Lacey was struck by the hardness in his voice. “You sound like you're not planning on accepting it.”

“Look around that table over there, Lacey. How many women you think pulled out the last of their canned stuff to set that spread? How many families you think'll have to scrape by tomorrow on fatback and greens? And it ain't just that. We've had three men killed in the mines in the last two years. They don't care nothin' about our safety. The mine inspectors just look the other way while the miners cut corners trying to make a living wage. They don't have time to set timbers and shore up walls. And all the time the mine owners yelling they're losing money.”

Lacey had never heard John talk so, and she wondered if he was thinking of his father. “You believe in the union, don't you, John?”

He looked at her with veiled eyes that revealed only the seriousness of his intentions, then looked around cautiously to see if her voice had carried. “A lot of good men believe in the union, Lacey. I'm just one of them. This here is the only miner's union south of the Ohio River. I just happen to believe that's worth fighting for. I know your pa thinks it's a chancy thing, and I want you to know I wasn't the one that brought Will into it. He done that on his own. I know one thing. There comes a time when a man stands to lose it all, no matter which way he sides. I'm a miner, and I'll always be one.”

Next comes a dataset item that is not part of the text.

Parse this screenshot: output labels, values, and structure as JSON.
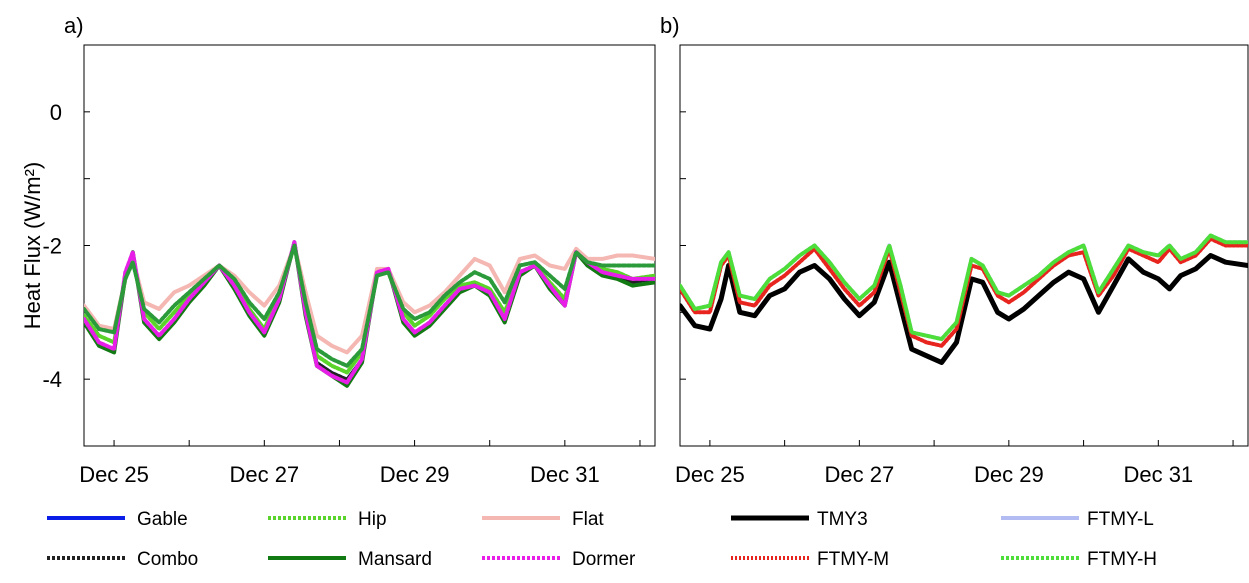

“Pa's not against the union. He's just seen a lot of hard times that made him cautious.”

“Hard times is what the union is all about. The union give us the only say-so we've ever had in the mines on how things was to be. Joining up is something a man's got to do of his own free will, or it don't mean nothing, especially when the going gets rough.”

“I don't think I've ever heard you talk so serious, John.” In fact, she had never heard him speak so many words on any subject.

“I always wanted to live out my life in Wilder. I thought you felt the same way.”

“It's my home, John. You got no call to think you care more about it than I do.”

John looked at her shamefaced. “No, I ain't got no call. I know how you feel about this town. The truth is, ain't none of this belong to us. No matter how hard the folks here work, they ain't never going to own the house they live in or the land it's on. The coal company owns it. Lock, stock, and barrel. They do things to suit theirselves. If they took a notion to fire a man and throw him out of his house, it wouldn't matter if he'd worked ever day like a dog in the mines and lived in that house for ten year. They could do it 'cause they got the power to say what goes. I recken that's why I get worked up when I think of the union. The union seems like the only chance we got to hang on to what we got, to build any kind of life here.” John scratched at the soft ground with a twig, making circles in the dirt. Without looking up, he whispered, “I'm doing this for you, too, Lacey.”

She looked at his veiny hand, the coal-stained fingernails nervously pushing at the ground. It was the first hint of his plans for their future. “John, you're into this deep, ain't you?”

John gave her a sidelong glance.

“What'll the company do to you if they find out?”

Shrouding his eyes with a hand, John stroked his forehead and spoke softly. “Everything they can, Lacey. Everything they can.”